One of the things I treasure about open standards and simple file formats is that I can still easily read and edit my emails and documents going back to September 1991, to the day I typed my first command at a Unix prompt. That's nearly 15 years ago!
Many people fret about bit rot: put your newborn's pictures in some seemingly ‘archival’ format like JPEGs on CD-ROMs, and your ability to revisit them when your kid turns 21 is very much not assured. There are two issues here: the physical media, and the file formats. In the net-centric, GNUish world I first entered as an undergrad, neither issue seems to be much of a problem.

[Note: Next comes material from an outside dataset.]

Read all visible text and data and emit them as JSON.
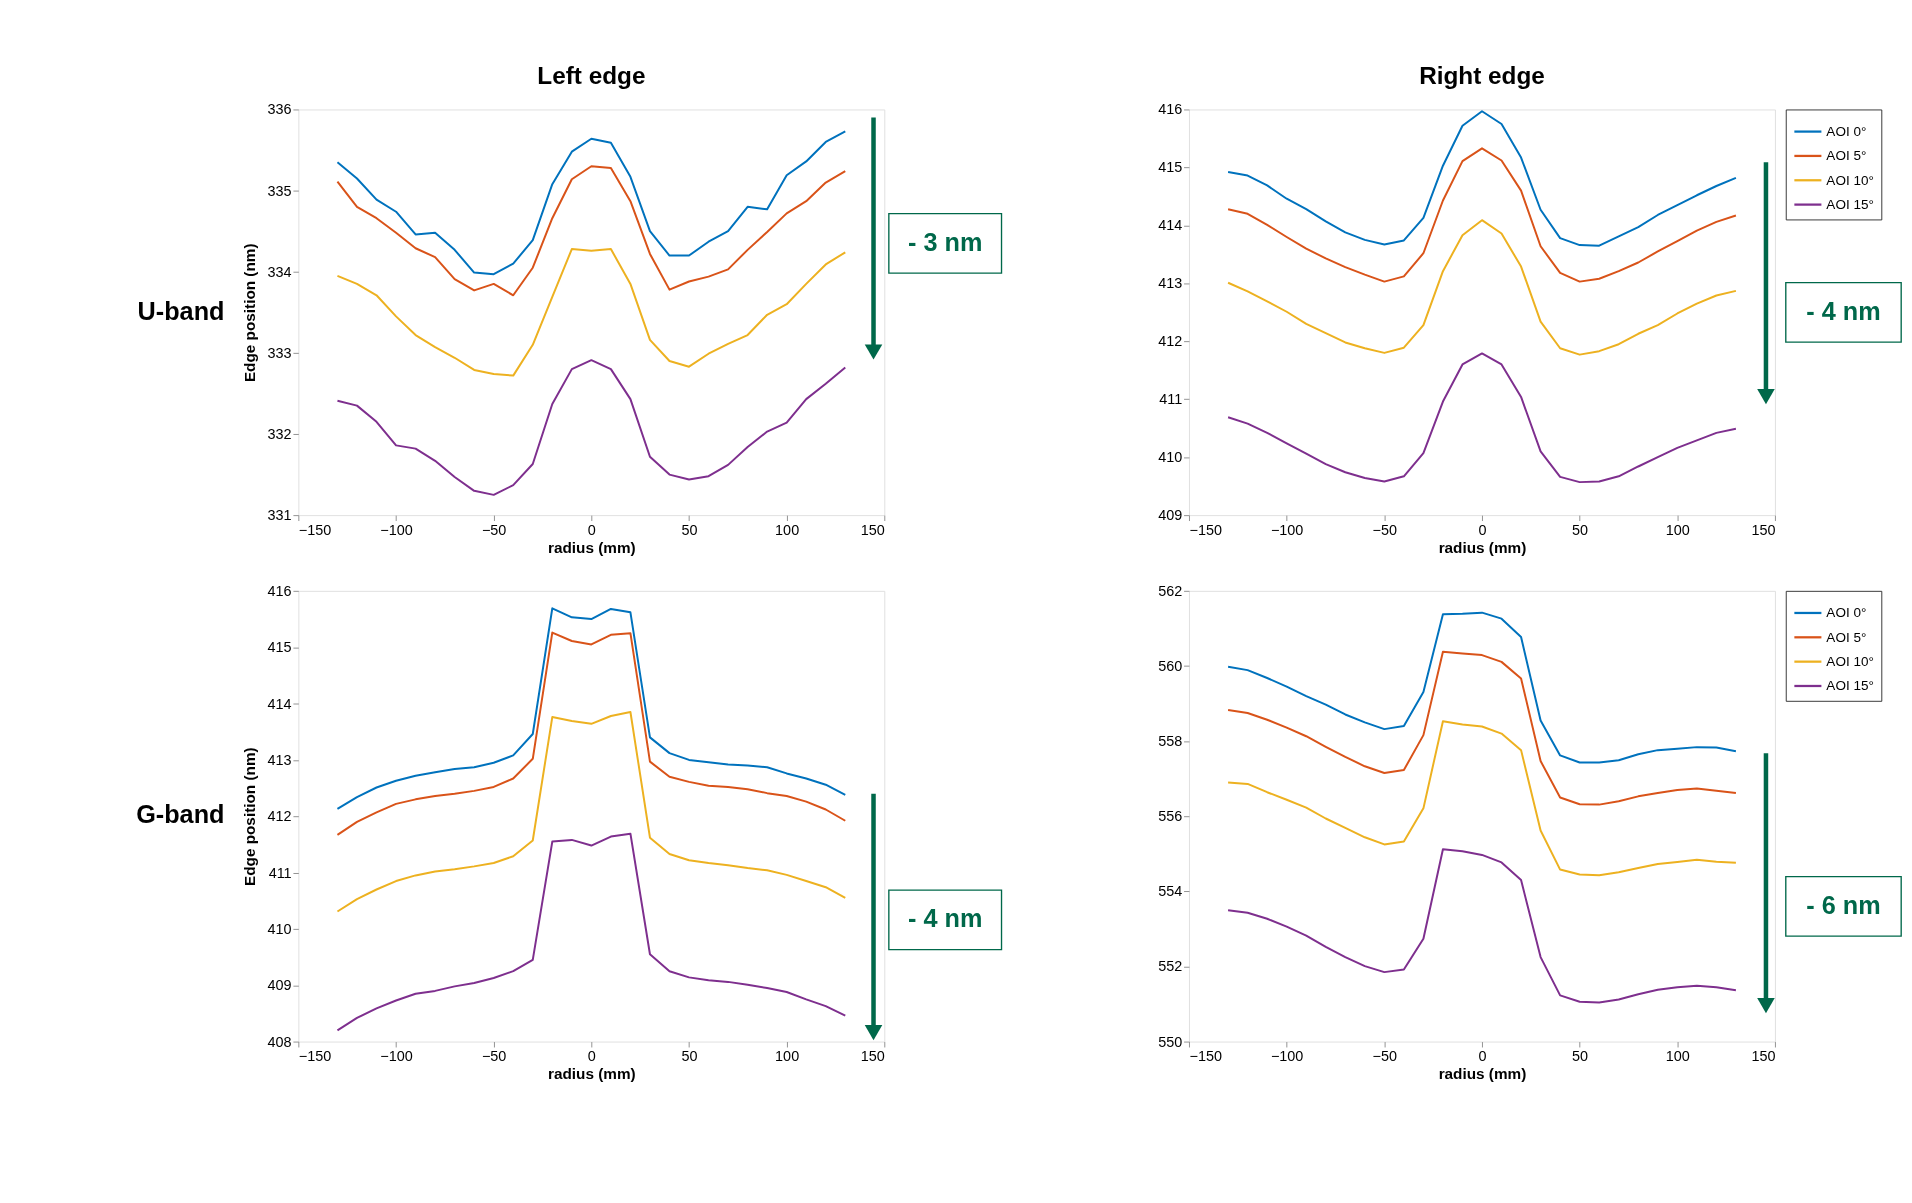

With ‘offline’ physical media – cartridges, cards, disks, etc. – you must be extremely vigilant to copy all your stuff from one dominant form to the next during the narrow window in time when both are available. Copy your stack of 5¼″ floppy disks onto 3½″ disks. Copy those onto Zip disks. Copy those onto CD-RWs. Copy those onto DVD-Rs. Copy those onto external USB-2 hard disks. Copy those onto whatever the hell is next. Who has the patience for all that? But if you get lax and skip a step, you end up with valuable stuff on a 5¼″ floppy but a computer that only supports 3½″ and CD. Now what do you do? (Substitute the latest technologies as needed.)
This is one reason why I never recommend any kind of offline storage medium, including today's popular USB sticks. Many folks in personal computing thought it was a major coup when Apple released the first home computer with no floppy drive – the iMac in 1998 – but the DECstation 3100s we used at Hopkins had no external storage facility at all, and they were produced in 1989. They had internal hard disks and ethernet, and that's it. It's still basically all I need; some of my machines can write CDs or DVDs, but I really hardly ever use that functionality.

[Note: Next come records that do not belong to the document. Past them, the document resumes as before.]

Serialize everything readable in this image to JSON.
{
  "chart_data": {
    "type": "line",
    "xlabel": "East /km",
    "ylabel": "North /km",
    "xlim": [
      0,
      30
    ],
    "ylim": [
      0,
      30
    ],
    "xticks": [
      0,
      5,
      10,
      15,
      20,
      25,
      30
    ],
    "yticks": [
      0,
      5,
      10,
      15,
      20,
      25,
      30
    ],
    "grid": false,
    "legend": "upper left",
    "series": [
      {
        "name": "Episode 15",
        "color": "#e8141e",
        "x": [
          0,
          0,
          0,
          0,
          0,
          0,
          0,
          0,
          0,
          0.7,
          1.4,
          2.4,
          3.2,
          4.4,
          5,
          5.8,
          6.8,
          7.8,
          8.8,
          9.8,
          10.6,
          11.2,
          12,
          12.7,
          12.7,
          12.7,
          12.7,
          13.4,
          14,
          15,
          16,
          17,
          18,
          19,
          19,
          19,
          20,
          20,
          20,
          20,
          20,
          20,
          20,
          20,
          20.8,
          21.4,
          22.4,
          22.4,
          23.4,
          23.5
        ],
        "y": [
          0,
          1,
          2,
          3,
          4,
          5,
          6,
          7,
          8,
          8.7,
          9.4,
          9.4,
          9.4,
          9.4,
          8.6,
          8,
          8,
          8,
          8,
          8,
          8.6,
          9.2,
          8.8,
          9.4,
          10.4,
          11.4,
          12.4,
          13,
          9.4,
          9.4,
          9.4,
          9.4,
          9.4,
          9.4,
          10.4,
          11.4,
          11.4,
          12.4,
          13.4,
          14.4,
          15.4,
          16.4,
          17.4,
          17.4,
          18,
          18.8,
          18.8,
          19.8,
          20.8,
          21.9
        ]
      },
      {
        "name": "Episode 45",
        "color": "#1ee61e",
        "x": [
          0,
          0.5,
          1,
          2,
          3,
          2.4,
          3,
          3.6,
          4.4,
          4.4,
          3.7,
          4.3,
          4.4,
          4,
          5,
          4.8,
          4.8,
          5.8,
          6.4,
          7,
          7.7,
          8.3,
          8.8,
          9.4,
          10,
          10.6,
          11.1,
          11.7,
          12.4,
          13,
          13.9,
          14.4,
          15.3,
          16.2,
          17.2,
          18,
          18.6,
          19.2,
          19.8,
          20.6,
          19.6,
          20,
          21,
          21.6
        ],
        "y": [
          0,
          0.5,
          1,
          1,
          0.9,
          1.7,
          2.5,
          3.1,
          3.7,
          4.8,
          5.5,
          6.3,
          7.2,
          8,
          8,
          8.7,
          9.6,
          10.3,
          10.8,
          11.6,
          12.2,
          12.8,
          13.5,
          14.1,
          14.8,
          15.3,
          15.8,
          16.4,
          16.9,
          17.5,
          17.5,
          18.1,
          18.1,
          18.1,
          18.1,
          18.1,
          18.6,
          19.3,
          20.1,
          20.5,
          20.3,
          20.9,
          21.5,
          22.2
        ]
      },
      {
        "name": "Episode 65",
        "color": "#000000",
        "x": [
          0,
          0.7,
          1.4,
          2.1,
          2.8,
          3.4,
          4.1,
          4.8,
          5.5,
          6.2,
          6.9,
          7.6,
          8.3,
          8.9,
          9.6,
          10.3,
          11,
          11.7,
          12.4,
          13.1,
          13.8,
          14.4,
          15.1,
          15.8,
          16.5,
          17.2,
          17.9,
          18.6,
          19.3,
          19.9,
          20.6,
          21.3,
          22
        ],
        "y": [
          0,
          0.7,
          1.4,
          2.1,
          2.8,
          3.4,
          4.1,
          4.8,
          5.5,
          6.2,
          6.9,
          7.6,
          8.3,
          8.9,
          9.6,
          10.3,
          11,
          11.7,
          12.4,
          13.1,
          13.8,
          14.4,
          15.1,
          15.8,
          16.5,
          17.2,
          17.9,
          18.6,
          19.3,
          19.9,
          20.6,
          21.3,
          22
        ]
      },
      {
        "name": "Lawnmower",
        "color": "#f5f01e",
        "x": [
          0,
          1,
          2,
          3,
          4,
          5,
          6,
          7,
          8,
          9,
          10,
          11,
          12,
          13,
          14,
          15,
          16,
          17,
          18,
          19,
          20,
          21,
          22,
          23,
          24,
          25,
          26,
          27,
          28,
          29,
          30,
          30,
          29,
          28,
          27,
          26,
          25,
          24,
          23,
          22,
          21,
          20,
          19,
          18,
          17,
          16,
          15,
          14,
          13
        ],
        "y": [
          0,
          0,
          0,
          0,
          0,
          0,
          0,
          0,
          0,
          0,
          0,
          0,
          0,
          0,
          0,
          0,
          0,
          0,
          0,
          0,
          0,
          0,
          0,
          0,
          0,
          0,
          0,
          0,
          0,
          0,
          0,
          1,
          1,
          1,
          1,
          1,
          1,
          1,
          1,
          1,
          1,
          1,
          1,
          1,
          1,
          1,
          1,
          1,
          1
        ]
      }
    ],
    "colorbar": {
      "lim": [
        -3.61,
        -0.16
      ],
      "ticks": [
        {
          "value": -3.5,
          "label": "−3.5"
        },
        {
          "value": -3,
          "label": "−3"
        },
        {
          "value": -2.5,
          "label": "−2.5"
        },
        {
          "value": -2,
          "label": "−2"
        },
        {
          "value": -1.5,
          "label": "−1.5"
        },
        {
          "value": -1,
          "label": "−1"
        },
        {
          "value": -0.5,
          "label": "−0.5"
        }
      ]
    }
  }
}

So, my strategy for keeping data alive through the years is just to copy it over the network from one Unix machine to the next, whenever I change institutions and workstations. Nowadays, I always keep multiple copies alive (home, work, laptop) as a backup strategy as well. This has the added advantage that whenever you buy a new machine or disk, it generally has 10 times or more the capacity of the previous one. So bringing along all the old stuff every time costs very little space.
Now, as for the file formats themselves, this has until now been very easy as well. On Unix-y systems, the plain text file is still king, and the few binary formats tend to be open, stable, and supported by multiple applications (think JPEG, PS, PDF). There have always been exceptions: xfig is one that I used way back. And with the more desktop-oriented applications of Gnome, KDE, and Mac OS, there are even more exceptions: I currently rely on gnumeric and gnucash. But as long as the apps are portable, open-source, and provide a variety of export formats, I'm not too worried.
Incidentally, XML-based formats are often touted as a solution here, but they only get you so far. Sure, a text-based format is going to be easier to decode than an opaque, arbitrary, binary format. But open up the .apxl (XML) file used by Apple Keynote in your text editor and tell me with a straight face that it would help you reconstruct your presentation if you no longer had access to Keynote.
I started out writing this with the intent to think ‘out loud’ about what Mac applications I've come to depend on, and how I might reduce that dependence and transition back to mostly open source stuff. (Then I can make use of my GNU/Linux desktops at home and work again, instead of carrying the Mac laptop back and forth always.) But this post has become long already, and I'm ready to head home and seek out dinner, so maybe it's best just to publish this and restart that brainstorm another day.